By David Barwick – FRANKFURT (Econostream) – European Central Bank Executive Board member Philip Lane on Thursday said that central bank reserves should ultimately remain considerably larger than they had been up until the crises starting 15 years ago.

In a speech at the ECB Conference on Money Markets, Lane said that ‘the appropriate level of central bank reserves can be expected to remain much higher and be more volatile in this new steady state compared to the relatively low levels that prevailed before the global financial crisis (GFC).’

The GFC, the subsequent sovereign debt crisis and the pandemic more recently had ‘underlined the importance of financial institutions maintaining significant liquidity levels’ so as to ‘avoid the risks associated with excessively-scarce or excessively-abundant reserves’, he argued.

In recognition of currently excessively high liquidity levels, Lane characterised the desirable level of reserves in the eventual steady state as a ‘middle path’ that would balance the advantages and disadvantages of generating reserves whilst making the best possible contribution to banking and financial stability.

The appropriate level of reserves was probably necessary to finance the economy enough for it to get to its ‘steady-state potential output growth rate’, as reserves could be conducive to commercial bank lending ‘in a world much more prone to macro-financial shocks’, he said.

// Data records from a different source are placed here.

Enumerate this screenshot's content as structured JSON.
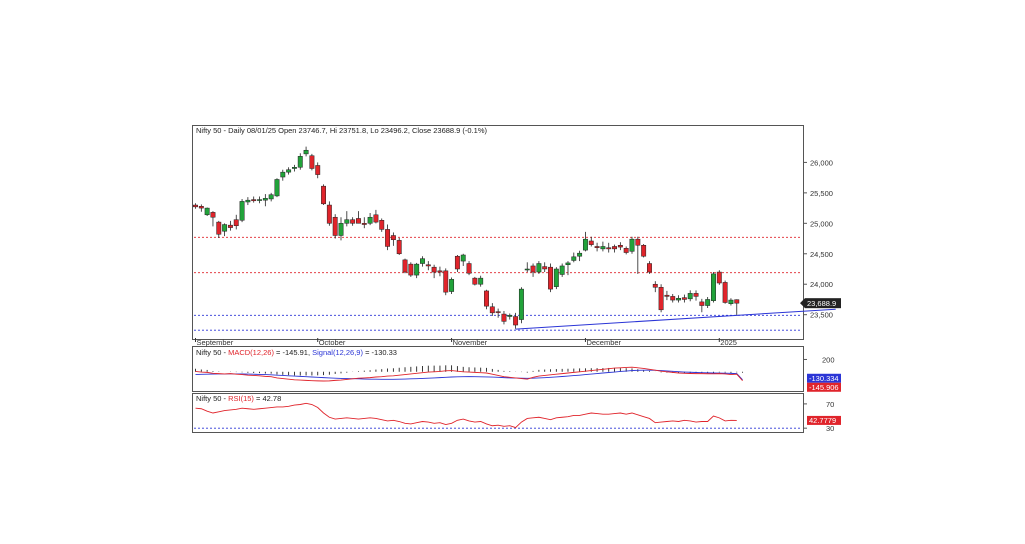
{
  "colors": {
    "up": "#21a33a",
    "down": "#e0242b",
    "trendline": "#2b35d6",
    "level_red": "#e0242b",
    "level_blue": "#2b35d6",
    "macd": "#e0242b",
    "signal": "#2b35d6",
    "rsi": "#e0242b",
    "price_tag_bg": "#222222",
    "signal_tag_bg": "#2b35d6",
    "macd_tag_bg": "#e0242b",
    "rsi_tag_bg": "#e0242b"
  },
  "chart_data": [
    {
      "type": "candlestick",
      "title": "Nifty 50 - Daily 08/01/25 Open 23746.7, Hi 23751.8, Lo 23496.2, Close 23688.9 (-0.1%)",
      "x_labels": [
        "September",
        "October",
        "November",
        "December",
        "2025"
      ],
      "x_label_index": [
        0,
        21,
        44,
        67,
        90
      ],
      "ylim": [
        23150,
        26450
      ],
      "yticks": [
        23500,
        24000,
        24500,
        25000,
        25500,
        26000
      ],
      "ytick_labels": [
        "23,500",
        "24,000",
        "24,500",
        "25,000",
        "25,500",
        "26,000"
      ],
      "last_price_label": "23,688.9",
      "candles": [
        {
          "o": 25300,
          "h": 25330,
          "l": 25240,
          "c": 25270
        },
        {
          "o": 25280,
          "h": 25310,
          "l": 25190,
          "c": 25250
        },
        {
          "o": 25140,
          "h": 25260,
          "l": 25120,
          "c": 25250
        },
        {
          "o": 25180,
          "h": 25200,
          "l": 24950,
          "c": 25100
        },
        {
          "o": 25020,
          "h": 25040,
          "l": 24760,
          "c": 24820
        },
        {
          "o": 24870,
          "h": 25000,
          "l": 24790,
          "c": 24980
        },
        {
          "o": 24970,
          "h": 25040,
          "l": 24880,
          "c": 24930
        },
        {
          "o": 25060,
          "h": 25140,
          "l": 24900,
          "c": 24960
        },
        {
          "o": 25050,
          "h": 25400,
          "l": 25020,
          "c": 25360
        },
        {
          "o": 25350,
          "h": 25430,
          "l": 25300,
          "c": 25380
        },
        {
          "o": 25390,
          "h": 25440,
          "l": 25340,
          "c": 25370
        },
        {
          "o": 25380,
          "h": 25440,
          "l": 25330,
          "c": 25390
        },
        {
          "o": 25380,
          "h": 25480,
          "l": 25280,
          "c": 25410
        },
        {
          "o": 25400,
          "h": 25500,
          "l": 25360,
          "c": 25470
        },
        {
          "o": 25450,
          "h": 25740,
          "l": 25430,
          "c": 25720
        },
        {
          "o": 25760,
          "h": 25880,
          "l": 25700,
          "c": 25840
        },
        {
          "o": 25840,
          "h": 25920,
          "l": 25800,
          "c": 25880
        },
        {
          "o": 25900,
          "h": 25960,
          "l": 25850,
          "c": 25920
        },
        {
          "o": 25920,
          "h": 26150,
          "l": 25880,
          "c": 26100
        },
        {
          "o": 26140,
          "h": 26260,
          "l": 26100,
          "c": 26200
        },
        {
          "o": 26110,
          "h": 26140,
          "l": 25870,
          "c": 25900
        },
        {
          "o": 25950,
          "h": 26000,
          "l": 25740,
          "c": 25800
        },
        {
          "o": 25610,
          "h": 25640,
          "l": 25300,
          "c": 25320
        },
        {
          "o": 25300,
          "h": 25360,
          "l": 24960,
          "c": 25000
        },
        {
          "o": 25100,
          "h": 25150,
          "l": 24750,
          "c": 24800
        },
        {
          "o": 24800,
          "h": 25100,
          "l": 24720,
          "c": 25000
        },
        {
          "o": 25000,
          "h": 25200,
          "l": 24950,
          "c": 25060
        },
        {
          "o": 25060,
          "h": 25100,
          "l": 24960,
          "c": 25000
        },
        {
          "o": 25080,
          "h": 25200,
          "l": 25000,
          "c": 25000
        },
        {
          "o": 25000,
          "h": 25100,
          "l": 24920,
          "c": 24980
        },
        {
          "o": 25000,
          "h": 25170,
          "l": 24970,
          "c": 25100
        },
        {
          "o": 25140,
          "h": 25220,
          "l": 25000,
          "c": 25020
        },
        {
          "o": 25050,
          "h": 25080,
          "l": 24860,
          "c": 24900
        },
        {
          "o": 24900,
          "h": 24980,
          "l": 24560,
          "c": 24620
        },
        {
          "o": 24800,
          "h": 24850,
          "l": 24630,
          "c": 24730
        },
        {
          "o": 24720,
          "h": 24760,
          "l": 24480,
          "c": 24500
        },
        {
          "o": 24400,
          "h": 24420,
          "l": 24180,
          "c": 24200
        },
        {
          "o": 24330,
          "h": 24360,
          "l": 24120,
          "c": 24150
        },
        {
          "o": 24150,
          "h": 24350,
          "l": 24100,
          "c": 24330
        },
        {
          "o": 24340,
          "h": 24460,
          "l": 24290,
          "c": 24420
        },
        {
          "o": 24320,
          "h": 24380,
          "l": 24230,
          "c": 24300
        },
        {
          "o": 24280,
          "h": 24320,
          "l": 24100,
          "c": 24200
        },
        {
          "o": 24220,
          "h": 24290,
          "l": 24130,
          "c": 24200
        },
        {
          "o": 24220,
          "h": 24260,
          "l": 23820,
          "c": 23870
        },
        {
          "o": 23880,
          "h": 24110,
          "l": 23840,
          "c": 24080
        },
        {
          "o": 24460,
          "h": 24480,
          "l": 24200,
          "c": 24250
        },
        {
          "o": 24380,
          "h": 24500,
          "l": 24300,
          "c": 24480
        },
        {
          "o": 24340,
          "h": 24380,
          "l": 24150,
          "c": 24180
        },
        {
          "o": 24100,
          "h": 24120,
          "l": 23980,
          "c": 24000
        },
        {
          "o": 24000,
          "h": 24140,
          "l": 23960,
          "c": 24100
        },
        {
          "o": 23890,
          "h": 23910,
          "l": 23590,
          "c": 23640
        },
        {
          "o": 23630,
          "h": 23690,
          "l": 23480,
          "c": 23530
        },
        {
          "o": 23550,
          "h": 23600,
          "l": 23450,
          "c": 23540
        },
        {
          "o": 23510,
          "h": 23560,
          "l": 23340,
          "c": 23390
        },
        {
          "o": 23470,
          "h": 23520,
          "l": 23420,
          "c": 23490
        },
        {
          "o": 23470,
          "h": 23530,
          "l": 23270,
          "c": 23330
        },
        {
          "o": 23420,
          "h": 23950,
          "l": 23360,
          "c": 23920
        },
        {
          "o": 24250,
          "h": 24360,
          "l": 24200,
          "c": 24250
        },
        {
          "o": 24300,
          "h": 24340,
          "l": 24120,
          "c": 24200
        },
        {
          "o": 24200,
          "h": 24380,
          "l": 24170,
          "c": 24340
        },
        {
          "o": 24290,
          "h": 24360,
          "l": 24200,
          "c": 24250
        },
        {
          "o": 24280,
          "h": 24340,
          "l": 23870,
          "c": 23920
        },
        {
          "o": 23960,
          "h": 24280,
          "l": 23920,
          "c": 24250
        },
        {
          "o": 24160,
          "h": 24340,
          "l": 24120,
          "c": 24300
        },
        {
          "o": 24320,
          "h": 24380,
          "l": 24150,
          "c": 24350
        },
        {
          "o": 24390,
          "h": 24520,
          "l": 24360,
          "c": 24450
        },
        {
          "o": 24460,
          "h": 24550,
          "l": 24380,
          "c": 24510
        },
        {
          "o": 24560,
          "h": 24860,
          "l": 24540,
          "c": 24740
        },
        {
          "o": 24710,
          "h": 24780,
          "l": 24620,
          "c": 24650
        },
        {
          "o": 24620,
          "h": 24680,
          "l": 24540,
          "c": 24600
        },
        {
          "o": 24580,
          "h": 24700,
          "l": 24540,
          "c": 24620
        },
        {
          "o": 24600,
          "h": 24680,
          "l": 24520,
          "c": 24580
        },
        {
          "o": 24620,
          "h": 24650,
          "l": 24520,
          "c": 24580
        },
        {
          "o": 24640,
          "h": 24690,
          "l": 24560,
          "c": 24610
        },
        {
          "o": 24590,
          "h": 24620,
          "l": 24490,
          "c": 24520
        },
        {
          "o": 24540,
          "h": 24780,
          "l": 24500,
          "c": 24740
        },
        {
          "o": 24740,
          "h": 24780,
          "l": 24170,
          "c": 24640
        },
        {
          "o": 24640,
          "h": 24660,
          "l": 24440,
          "c": 24460
        },
        {
          "o": 24340,
          "h": 24380,
          "l": 24170,
          "c": 24200
        },
        {
          "o": 24000,
          "h": 24050,
          "l": 23870,
          "c": 23950
        },
        {
          "o": 23950,
          "h": 24000,
          "l": 23540,
          "c": 23580
        },
        {
          "o": 23820,
          "h": 23890,
          "l": 23740,
          "c": 23800
        },
        {
          "o": 23800,
          "h": 23840,
          "l": 23700,
          "c": 23740
        },
        {
          "o": 23740,
          "h": 23820,
          "l": 23700,
          "c": 23770
        },
        {
          "o": 23780,
          "h": 23830,
          "l": 23700,
          "c": 23750
        },
        {
          "o": 23760,
          "h": 23900,
          "l": 23720,
          "c": 23850
        },
        {
          "o": 23850,
          "h": 23900,
          "l": 23730,
          "c": 23800
        },
        {
          "o": 23710,
          "h": 23760,
          "l": 23540,
          "c": 23650
        },
        {
          "o": 23650,
          "h": 23790,
          "l": 23610,
          "c": 23750
        },
        {
          "o": 23730,
          "h": 24200,
          "l": 23700,
          "c": 24170
        },
        {
          "o": 24200,
          "h": 24230,
          "l": 23990,
          "c": 24020
        },
        {
          "o": 24030,
          "h": 24060,
          "l": 23680,
          "c": 23700
        },
        {
          "o": 23680,
          "h": 23770,
          "l": 23650,
          "c": 23740
        },
        {
          "o": 23746.7,
          "h": 23751.8,
          "l": 23496.2,
          "c": 23688.9
        }
      ],
      "levels": [
        {
          "value": 24770,
          "style": "dashed",
          "color_key": "level_red"
        },
        {
          "value": 24190,
          "style": "dashed",
          "color_key": "level_red"
        },
        {
          "value": 23490,
          "style": "dashed",
          "color_key": "level_blue"
        },
        {
          "value": 23245,
          "style": "dashed",
          "color_key": "level_blue"
        }
      ],
      "trendline": {
        "x1": 55,
        "y1": 23263,
        "x2": 110,
        "y2": 23590
      }
    },
    {
      "type": "line",
      "title_prefix": "Nifty 50 - ",
      "title_macd": "MACD(12,26)",
      "title_macd_value": " = -145.91, ",
      "title_signal": "Signal(12,26,9)",
      "title_signal_value": " = -130.33",
      "ylim": [
        -280,
        240
      ],
      "yticks": [
        200
      ],
      "ytick_labels": [
        "200"
      ],
      "signal_label": "-130.334",
      "macd_label": "-145.906",
      "series": [
        {
          "name": "MACD(12,26)",
          "values": [
            5,
            -5,
            -10,
            -25,
            -30,
            -35,
            -30,
            -40,
            -45,
            -55,
            -60,
            -65,
            -75,
            -80,
            -100,
            -110,
            -120,
            -130,
            -135,
            -140,
            -145,
            -148,
            -150,
            -148,
            -140,
            -135,
            -125,
            -115,
            -105,
            -100,
            -95,
            -85,
            -80,
            -70,
            -65,
            -55,
            -45,
            -35,
            -25,
            -15,
            -5,
            0,
            5,
            15,
            20,
            10,
            0,
            -5,
            -10,
            -15,
            -20,
            -40,
            -60,
            -80,
            -90,
            -100,
            -110,
            -120,
            -90,
            -70,
            -60,
            -50,
            -40,
            -30,
            -20,
            -10,
            0,
            10,
            20,
            30,
            40,
            50,
            60,
            65,
            70,
            75,
            65,
            55,
            40,
            25,
            10,
            0,
            -10,
            -20,
            -25,
            -28,
            -30,
            -30,
            -32,
            -33,
            -30,
            -35,
            -45,
            -40,
            -146
          ]
        },
        {
          "name": "Signal(12,26,9)",
          "values": [
            -45,
            -42,
            -40,
            -38,
            -36,
            -35,
            -34,
            -35,
            -36,
            -38,
            -40,
            -43,
            -46,
            -50,
            -55,
            -60,
            -65,
            -70,
            -75,
            -80,
            -85,
            -90,
            -95,
            -100,
            -105,
            -108,
            -110,
            -112,
            -115,
            -118,
            -120,
            -121,
            -122,
            -123,
            -122,
            -120,
            -118,
            -115,
            -112,
            -108,
            -104,
            -100,
            -95,
            -90,
            -85,
            -82,
            -80,
            -79,
            -80,
            -82,
            -84,
            -86,
            -90,
            -95,
            -100,
            -103,
            -105,
            -106,
            -104,
            -101,
            -96,
            -90,
            -84,
            -77,
            -70,
            -62,
            -55,
            -46,
            -38,
            -29,
            -20,
            -12,
            -4,
            5,
            12,
            20,
            24,
            26,
            26,
            24,
            20,
            14,
            8,
            2,
            -4,
            -8,
            -12,
            -15,
            -18,
            -20,
            -21,
            -23,
            -26,
            -30,
            -130
          ]
        },
        {
          "name": "Histogram",
          "values": [
            50,
            37,
            30,
            13,
            6,
            0,
            4,
            -5,
            -9,
            -17,
            -20,
            -22,
            -29,
            -30,
            -45,
            -50,
            -55,
            -60,
            -60,
            -60,
            -60,
            -58,
            -55,
            -48,
            -35,
            -27,
            -15,
            -3,
            10,
            18,
            25,
            36,
            42,
            53,
            57,
            65,
            73,
            80,
            87,
            93,
            99,
            100,
            100,
            105,
            105,
            92,
            80,
            74,
            70,
            67,
            64,
            46,
            30,
            15,
            10,
            3,
            -5,
            -14,
            14,
            31,
            36,
            40,
            44,
            47,
            50,
            52,
            55,
            56,
            58,
            59,
            60,
            62,
            64,
            60,
            58,
            55,
            41,
            29,
            14,
            1,
            -10,
            -14,
            -18,
            -22,
            -21,
            -20,
            -18,
            -15,
            -14,
            -13,
            -9,
            -12,
            -19,
            -10,
            -16
          ]
        }
      ]
    },
    {
      "type": "line",
      "title_prefix": "Nifty 50 - ",
      "title_rsi": "RSI(15)",
      "title_rsi_value": " = 42.78",
      "ylim": [
        27,
        83
      ],
      "yticks": [
        70,
        30
      ],
      "ytick_labels": [
        "70",
        "30"
      ],
      "rsi_label": "42.7779",
      "reference_line": 30,
      "series": [
        {
          "name": "RSI(15)",
          "values": [
            63,
            62,
            58,
            55,
            57,
            59,
            60,
            61,
            63,
            62,
            61,
            62,
            63,
            64,
            65,
            65,
            66,
            68,
            69,
            71,
            69,
            64,
            55,
            48,
            45,
            46,
            47,
            46,
            45,
            46,
            47,
            46,
            44,
            42,
            43,
            41,
            38,
            37,
            39,
            41,
            40,
            38,
            39,
            36,
            38,
            43,
            45,
            42,
            40,
            41,
            37,
            34,
            35,
            33,
            34,
            31,
            40,
            46,
            47,
            48,
            46,
            44,
            47,
            48,
            49,
            51,
            51,
            53,
            55,
            54,
            53,
            53,
            54,
            55,
            53,
            55,
            52,
            49,
            46,
            39,
            40,
            41,
            42,
            41,
            43,
            42,
            40,
            41,
            41,
            50,
            47,
            42,
            43,
            42.78
          ]
        }
      ]
    }
  ]
}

In addition, a central bank would ideally employ different tools to provide reserves, he said. ‘A mix of a structural bond portfolio and longer-term refinancing operations would provide longer-time liquidity to the banking system, while the short-term refinancing operations are well suited to the absorption of higher-frequency liquidity shocks’, he said.

Central banks should be willing to adjust the supply of reserves in response to stress, as a way of limiting steady-state demand for reserves as a precautionary measure, he said.

Similarly, authorities should not exclude the possibility of allowing the central bank balance sheet to balloon again under certain circumstances such as when price stability requires more QE or longer-term refinancing operations, he said.

In other remarks, Lane said that as QT continues, the process ‘can be expected to continue to put upward pressure on term premia and contribute to lower credit creation.’

‘In turn, these contractionary forces lower the projected paths for GDP and inflation and thereby reduce the level of the policy rate required to stabilise inflation at the medium-term target (compared to a counterfactual in which monetary policy tightening was not accompanied by balance sheet reduction)’, he said.